Menzies Health Research Institute Queensland, Griffith University, Gold Coast Health , Southport, QLD , Australia.
Front Pediatr. 2017 Mar 24;5:58. doi: 10.3389/fped.2017.00058. eCollection 2017.
Chronic suppurative lung disease (CSLD) and bronchiectasis in children and adolescents are important causes of respiratory morbidity and reduced quality of life (QoL), also leading to subsequent premature death during adulthood. Acute respiratory exacerbations in pediatric CSLD and bronchiectasis are important markers of disease control clinically, given that they impact upon QoL and increase health-care-associated costs and can adversely affect future lung functioning. Preventing exacerbations in this population is, therefore, likely to have significant individual, familial, societal, and health-sector benefits. In this review, we focus on therapeutic interventions, such as drugs (antibiotics, mucolytics, hyperosmolar agents, bronchodilators, corticosteroids, non-steroidal anti-inflammatory agents), vaccines and physiotherapy, and care-planning, such as post-hospitalization management and health promotion strategies, including exercise, diet, and reducing exposure to environmental toxicants. The review identified a conspicuous lack of moderate or high-quality evidence for preventing respiratory exacerbations in children and adolescents with CSLD or bronchiectasis. Given the short- and long-term impact of exacerbations upon individuals, their families, and society as a whole, large studies addressing interventions at the primary and tertiary prevention phases are required. This research must include children and adolescents in both developing and developed countries and address long-term health outcomes.
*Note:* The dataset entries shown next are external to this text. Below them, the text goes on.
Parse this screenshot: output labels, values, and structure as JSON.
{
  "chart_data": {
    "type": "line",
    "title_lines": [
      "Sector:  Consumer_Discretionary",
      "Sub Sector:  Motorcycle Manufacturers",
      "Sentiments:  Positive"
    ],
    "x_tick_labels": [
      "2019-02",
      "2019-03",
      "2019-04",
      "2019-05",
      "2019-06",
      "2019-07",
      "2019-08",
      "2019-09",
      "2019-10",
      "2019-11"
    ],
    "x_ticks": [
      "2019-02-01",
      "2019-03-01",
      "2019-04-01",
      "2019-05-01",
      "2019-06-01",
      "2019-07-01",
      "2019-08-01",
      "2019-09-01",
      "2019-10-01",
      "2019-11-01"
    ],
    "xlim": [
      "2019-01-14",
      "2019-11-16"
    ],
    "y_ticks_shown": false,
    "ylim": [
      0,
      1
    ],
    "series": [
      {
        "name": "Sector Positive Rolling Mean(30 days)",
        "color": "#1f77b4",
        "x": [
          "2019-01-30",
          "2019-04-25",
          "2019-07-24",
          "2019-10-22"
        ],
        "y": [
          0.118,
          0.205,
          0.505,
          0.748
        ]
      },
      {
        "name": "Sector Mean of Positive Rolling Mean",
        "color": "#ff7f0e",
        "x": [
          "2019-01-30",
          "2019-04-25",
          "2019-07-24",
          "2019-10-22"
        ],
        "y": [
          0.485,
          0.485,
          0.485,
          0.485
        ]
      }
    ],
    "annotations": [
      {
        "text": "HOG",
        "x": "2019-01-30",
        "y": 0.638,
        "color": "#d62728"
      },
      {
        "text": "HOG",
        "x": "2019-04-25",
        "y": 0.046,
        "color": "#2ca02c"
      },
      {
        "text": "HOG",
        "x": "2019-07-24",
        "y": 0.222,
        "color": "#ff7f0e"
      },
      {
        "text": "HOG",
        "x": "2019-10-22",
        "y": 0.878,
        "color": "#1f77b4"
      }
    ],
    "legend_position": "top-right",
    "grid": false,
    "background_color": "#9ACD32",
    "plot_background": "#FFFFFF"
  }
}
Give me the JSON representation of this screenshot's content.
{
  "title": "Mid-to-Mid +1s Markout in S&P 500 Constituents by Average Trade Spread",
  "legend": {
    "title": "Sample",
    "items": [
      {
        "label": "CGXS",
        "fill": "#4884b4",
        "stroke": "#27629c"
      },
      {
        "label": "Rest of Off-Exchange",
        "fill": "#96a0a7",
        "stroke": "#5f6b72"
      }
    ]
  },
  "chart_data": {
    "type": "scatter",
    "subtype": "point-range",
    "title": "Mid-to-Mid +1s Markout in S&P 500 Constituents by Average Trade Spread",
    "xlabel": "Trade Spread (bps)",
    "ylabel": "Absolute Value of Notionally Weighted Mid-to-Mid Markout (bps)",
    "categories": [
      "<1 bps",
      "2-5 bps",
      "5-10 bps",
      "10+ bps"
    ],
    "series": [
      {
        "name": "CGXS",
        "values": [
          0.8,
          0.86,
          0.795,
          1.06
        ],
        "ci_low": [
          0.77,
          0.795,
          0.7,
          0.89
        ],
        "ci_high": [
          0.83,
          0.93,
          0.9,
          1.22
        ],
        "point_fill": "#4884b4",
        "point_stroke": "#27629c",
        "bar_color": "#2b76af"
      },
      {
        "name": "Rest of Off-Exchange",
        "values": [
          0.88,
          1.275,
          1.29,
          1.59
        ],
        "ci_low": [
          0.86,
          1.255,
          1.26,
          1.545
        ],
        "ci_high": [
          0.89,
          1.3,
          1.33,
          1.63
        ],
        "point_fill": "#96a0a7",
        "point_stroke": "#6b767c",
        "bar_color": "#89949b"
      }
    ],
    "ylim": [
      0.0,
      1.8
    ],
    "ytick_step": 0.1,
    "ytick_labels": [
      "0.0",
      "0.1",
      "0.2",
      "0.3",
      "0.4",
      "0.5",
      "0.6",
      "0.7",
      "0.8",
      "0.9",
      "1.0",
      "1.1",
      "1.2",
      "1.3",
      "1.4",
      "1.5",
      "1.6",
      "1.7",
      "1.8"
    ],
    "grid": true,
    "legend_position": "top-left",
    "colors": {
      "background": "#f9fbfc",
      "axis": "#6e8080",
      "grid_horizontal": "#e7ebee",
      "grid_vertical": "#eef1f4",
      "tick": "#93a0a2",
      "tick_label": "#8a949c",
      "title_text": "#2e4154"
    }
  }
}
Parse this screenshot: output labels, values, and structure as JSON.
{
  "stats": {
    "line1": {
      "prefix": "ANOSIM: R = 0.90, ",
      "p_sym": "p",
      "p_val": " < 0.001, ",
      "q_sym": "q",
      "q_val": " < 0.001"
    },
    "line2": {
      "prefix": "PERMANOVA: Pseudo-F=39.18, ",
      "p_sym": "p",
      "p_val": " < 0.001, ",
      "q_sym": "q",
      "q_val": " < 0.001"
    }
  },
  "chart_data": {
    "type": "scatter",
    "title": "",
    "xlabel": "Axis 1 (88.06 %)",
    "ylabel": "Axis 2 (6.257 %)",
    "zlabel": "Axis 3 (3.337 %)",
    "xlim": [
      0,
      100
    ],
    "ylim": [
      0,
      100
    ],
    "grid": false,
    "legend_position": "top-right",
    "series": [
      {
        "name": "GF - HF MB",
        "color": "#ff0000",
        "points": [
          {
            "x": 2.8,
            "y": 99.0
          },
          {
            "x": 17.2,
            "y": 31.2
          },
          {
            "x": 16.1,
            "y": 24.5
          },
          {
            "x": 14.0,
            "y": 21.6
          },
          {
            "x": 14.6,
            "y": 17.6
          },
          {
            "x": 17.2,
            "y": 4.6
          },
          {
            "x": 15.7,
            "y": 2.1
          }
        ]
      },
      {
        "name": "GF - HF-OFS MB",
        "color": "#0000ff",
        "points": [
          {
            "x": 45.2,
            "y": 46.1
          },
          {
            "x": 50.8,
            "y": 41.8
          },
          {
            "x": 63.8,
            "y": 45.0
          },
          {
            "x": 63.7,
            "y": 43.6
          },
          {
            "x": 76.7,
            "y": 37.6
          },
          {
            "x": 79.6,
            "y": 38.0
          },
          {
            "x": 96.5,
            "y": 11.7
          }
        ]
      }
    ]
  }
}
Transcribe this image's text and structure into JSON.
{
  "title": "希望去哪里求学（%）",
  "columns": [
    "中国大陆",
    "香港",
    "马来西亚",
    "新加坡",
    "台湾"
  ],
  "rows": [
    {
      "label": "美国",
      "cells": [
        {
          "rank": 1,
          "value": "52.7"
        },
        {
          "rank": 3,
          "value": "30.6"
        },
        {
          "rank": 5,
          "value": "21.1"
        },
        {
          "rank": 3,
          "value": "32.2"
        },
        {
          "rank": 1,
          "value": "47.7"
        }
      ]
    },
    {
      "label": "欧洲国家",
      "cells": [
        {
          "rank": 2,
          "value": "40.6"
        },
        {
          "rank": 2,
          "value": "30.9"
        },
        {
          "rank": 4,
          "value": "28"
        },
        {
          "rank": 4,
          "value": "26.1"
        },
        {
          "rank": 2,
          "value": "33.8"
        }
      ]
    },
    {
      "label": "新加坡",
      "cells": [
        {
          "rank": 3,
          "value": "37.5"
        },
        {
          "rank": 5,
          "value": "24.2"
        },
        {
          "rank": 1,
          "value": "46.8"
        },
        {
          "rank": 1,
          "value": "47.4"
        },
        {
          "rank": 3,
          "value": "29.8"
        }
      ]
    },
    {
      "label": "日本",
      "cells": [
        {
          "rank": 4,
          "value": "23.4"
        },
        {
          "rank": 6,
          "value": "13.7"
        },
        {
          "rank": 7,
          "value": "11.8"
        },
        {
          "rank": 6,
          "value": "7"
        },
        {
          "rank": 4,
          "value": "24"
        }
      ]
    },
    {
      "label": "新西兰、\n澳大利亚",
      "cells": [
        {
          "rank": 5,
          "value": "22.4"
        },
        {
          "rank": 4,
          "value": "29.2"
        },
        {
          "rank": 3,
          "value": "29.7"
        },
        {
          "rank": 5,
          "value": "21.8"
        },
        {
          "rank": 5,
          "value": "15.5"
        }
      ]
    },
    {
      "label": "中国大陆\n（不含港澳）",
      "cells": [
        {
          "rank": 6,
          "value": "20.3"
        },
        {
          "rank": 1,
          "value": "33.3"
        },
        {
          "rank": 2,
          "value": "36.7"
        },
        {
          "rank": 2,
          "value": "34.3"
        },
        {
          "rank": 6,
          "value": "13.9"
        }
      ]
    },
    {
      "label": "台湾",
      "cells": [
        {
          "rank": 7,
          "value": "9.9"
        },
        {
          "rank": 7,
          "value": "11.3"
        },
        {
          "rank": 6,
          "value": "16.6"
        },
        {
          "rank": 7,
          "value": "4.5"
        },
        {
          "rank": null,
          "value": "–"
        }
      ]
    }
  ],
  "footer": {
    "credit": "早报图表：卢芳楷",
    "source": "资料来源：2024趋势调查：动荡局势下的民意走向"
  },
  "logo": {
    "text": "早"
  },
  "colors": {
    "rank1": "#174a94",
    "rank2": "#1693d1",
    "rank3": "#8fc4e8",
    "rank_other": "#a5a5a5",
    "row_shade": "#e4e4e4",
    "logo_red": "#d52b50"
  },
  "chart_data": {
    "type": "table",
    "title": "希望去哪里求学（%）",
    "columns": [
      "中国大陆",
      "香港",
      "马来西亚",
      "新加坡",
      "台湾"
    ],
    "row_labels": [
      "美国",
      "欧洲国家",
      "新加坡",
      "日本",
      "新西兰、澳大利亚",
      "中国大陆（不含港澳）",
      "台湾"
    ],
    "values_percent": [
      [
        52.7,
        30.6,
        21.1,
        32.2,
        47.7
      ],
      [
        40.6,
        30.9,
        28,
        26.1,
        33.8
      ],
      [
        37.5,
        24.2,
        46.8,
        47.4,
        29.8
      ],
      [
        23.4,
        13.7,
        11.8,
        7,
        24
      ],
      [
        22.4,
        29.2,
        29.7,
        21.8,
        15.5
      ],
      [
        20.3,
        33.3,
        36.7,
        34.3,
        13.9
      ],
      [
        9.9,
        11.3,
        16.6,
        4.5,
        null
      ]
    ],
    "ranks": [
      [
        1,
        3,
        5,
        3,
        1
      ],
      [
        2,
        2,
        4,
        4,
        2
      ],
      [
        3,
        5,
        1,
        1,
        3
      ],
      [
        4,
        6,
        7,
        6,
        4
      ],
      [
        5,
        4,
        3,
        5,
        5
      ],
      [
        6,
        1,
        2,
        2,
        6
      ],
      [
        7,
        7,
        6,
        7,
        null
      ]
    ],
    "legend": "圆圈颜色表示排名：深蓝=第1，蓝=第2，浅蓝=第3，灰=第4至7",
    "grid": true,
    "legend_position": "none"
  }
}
儿童和青少年慢性化脓性肺部疾病(CSLD)和支气管扩张是导致呼吸疾病及生活质量(QoL)下降的重要原因,还会导致成年期过早死亡。鉴于小儿CSLD和支气管扩张的急性呼吸加重会影响生活质量、增加医疗相关费用并可能对未来肺功能产生不利影响,因此它是疾病临床控制的重要指标。因此,预防该人群的病情加重可能会给个人、家庭、社会和卫生部门带来显著益处。在本综述中,我们重点关注治疗干预措施,如药物(抗生素、黏液溶解剂、高渗剂、支气管扩张剂、皮质类固醇、非甾体抗炎药)、疫苗和物理治疗,以及护理计划,如出院后管理和健康促进策略,包括运动、饮食和减少接触环境毒物。该综述发现,明显缺乏关于预防CSLD或支气管扩张的儿童和青少年呼吸加重的中高质量证据。鉴于病情加重对个人、其家庭和整个社会的短期和长期影响,需要开展针对一级和三级预防阶段干预措施的大型研究。这项研究必须涵盖发达国家和发展中国家的儿童和青少年,并关注长期健康结果。